Ha perso la Francia. Ha perso la Spagna. Ha perso la Germania. L’Inghilterra non riesce a vincere nemmeno contro gli algerini. Che cosa vogliamo fare noi italiani? Adeguarci alla noia mortale di questa coppa del mondo? O, finalmente dare un colpo di vita alla classifica, alla cronaca, alla partita? Facile dirlo, facilissimo mettere giù le parole e comporre l’articolo. Molto più complicato passare dal pensiero all’azione, lo sa Del Bosque, lo sa Domenech, lo sa Capello, lo sa Loew e questi non sono mica personaggi di margine, avventurieri dell’ultima ora.
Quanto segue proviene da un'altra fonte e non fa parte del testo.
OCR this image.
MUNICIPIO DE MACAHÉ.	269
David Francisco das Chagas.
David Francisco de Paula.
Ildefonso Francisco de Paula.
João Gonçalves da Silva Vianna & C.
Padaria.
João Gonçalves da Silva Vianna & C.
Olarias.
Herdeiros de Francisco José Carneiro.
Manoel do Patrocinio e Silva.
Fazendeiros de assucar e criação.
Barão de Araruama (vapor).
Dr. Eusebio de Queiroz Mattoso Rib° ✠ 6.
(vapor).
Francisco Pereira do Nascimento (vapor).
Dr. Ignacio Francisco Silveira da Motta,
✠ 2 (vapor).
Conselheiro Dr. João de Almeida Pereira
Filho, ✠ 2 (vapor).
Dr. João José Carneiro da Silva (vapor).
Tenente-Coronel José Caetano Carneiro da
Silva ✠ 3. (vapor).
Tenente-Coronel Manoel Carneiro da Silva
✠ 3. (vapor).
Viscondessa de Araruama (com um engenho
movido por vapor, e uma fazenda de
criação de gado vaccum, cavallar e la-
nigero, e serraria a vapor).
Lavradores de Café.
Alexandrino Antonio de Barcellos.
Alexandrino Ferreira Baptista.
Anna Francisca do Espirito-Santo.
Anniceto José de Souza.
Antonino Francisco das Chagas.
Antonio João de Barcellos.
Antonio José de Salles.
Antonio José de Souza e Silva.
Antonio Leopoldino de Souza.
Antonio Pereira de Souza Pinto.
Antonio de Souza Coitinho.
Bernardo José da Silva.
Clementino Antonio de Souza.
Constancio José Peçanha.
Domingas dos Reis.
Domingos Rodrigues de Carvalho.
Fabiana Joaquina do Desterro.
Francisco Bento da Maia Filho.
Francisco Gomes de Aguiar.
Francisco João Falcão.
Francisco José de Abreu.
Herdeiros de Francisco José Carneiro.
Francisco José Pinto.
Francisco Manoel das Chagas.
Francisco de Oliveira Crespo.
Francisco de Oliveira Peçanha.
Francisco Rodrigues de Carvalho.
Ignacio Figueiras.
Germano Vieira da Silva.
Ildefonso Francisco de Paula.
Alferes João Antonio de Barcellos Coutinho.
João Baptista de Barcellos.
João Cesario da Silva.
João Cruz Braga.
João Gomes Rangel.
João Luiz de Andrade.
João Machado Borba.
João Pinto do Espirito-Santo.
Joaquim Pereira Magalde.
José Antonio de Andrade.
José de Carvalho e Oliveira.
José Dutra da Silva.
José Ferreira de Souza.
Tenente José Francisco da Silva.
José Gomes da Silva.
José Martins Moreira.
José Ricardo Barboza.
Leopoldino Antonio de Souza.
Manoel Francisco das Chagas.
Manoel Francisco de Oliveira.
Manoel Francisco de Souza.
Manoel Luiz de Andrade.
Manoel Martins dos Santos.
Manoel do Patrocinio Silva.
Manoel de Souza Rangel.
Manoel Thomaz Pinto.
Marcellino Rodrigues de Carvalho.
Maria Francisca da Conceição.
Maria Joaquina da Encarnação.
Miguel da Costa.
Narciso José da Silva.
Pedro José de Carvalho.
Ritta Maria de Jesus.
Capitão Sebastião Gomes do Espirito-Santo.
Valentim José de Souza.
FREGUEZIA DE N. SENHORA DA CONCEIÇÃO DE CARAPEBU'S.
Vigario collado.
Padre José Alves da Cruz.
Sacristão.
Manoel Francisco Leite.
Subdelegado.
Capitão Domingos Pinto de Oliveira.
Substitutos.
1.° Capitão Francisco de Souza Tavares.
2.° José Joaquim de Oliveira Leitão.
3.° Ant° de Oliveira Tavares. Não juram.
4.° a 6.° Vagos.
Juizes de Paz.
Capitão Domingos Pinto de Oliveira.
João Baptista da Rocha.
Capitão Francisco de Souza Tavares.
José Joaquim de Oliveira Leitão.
Marcello Lippi è uomo di mare, conosce i venti, sa che oggi o mai più l’Italia, la sua Italia non può restare a riva, incerta nel da farsi. Le notizie che provengono dalle varie nazionali dovrebbero confortarci, nessuna ha giocato un buon calcio così come ha saputo proporre l’Italia nel debutto contro i paraguagi ma è anche vero che gli altri hanno messo assieme più occasioni, hanno tirato di più in porta e su questo dato statistico sicuramente ha riflettuto il commissario tecnico campione del mondo.
L’Italia deve prendere coraggio anche di sbagliare, se gli attaccanti non trovano la porta ci provino i centrocampisti o i difensori, il calciatore «universale» è un’immagine che riempie la bocca degli oratori e degli allenatori ma alla fine viene smentita dal tatticismo esasperato. In Germania, nel duemila e sei, la squadra azzurra andò avanti anche con i gol di Zambrotta e di Grosso, di Materazzi, così deve accadere in questo torneo così bloccato, sotto vuoto «spento», pieno di paure che legano le gambe di tutti i grandi, fatte rarissime eccezioni (Higuain si è sbloccato nella seconda partita, nella prima era un fantasma). La Nuova Zelanda è temibile come lo è stata l’Algeria per l’Inghilterra. Non sono serviti gli strilli di Capello a bordo campo, così come non possono bastare gli incitamenti di Lippi dalla panchina. È l’ora che i campioni del mondo dimostrino che se è vero che nel football non si viva di rendita e anche vero che non possiamo aver bruciato l’intero patrimonio in quattro anni.
Domenica venti giugno è una data come tante altre, possiamo renderla importante. In un senso solo, però.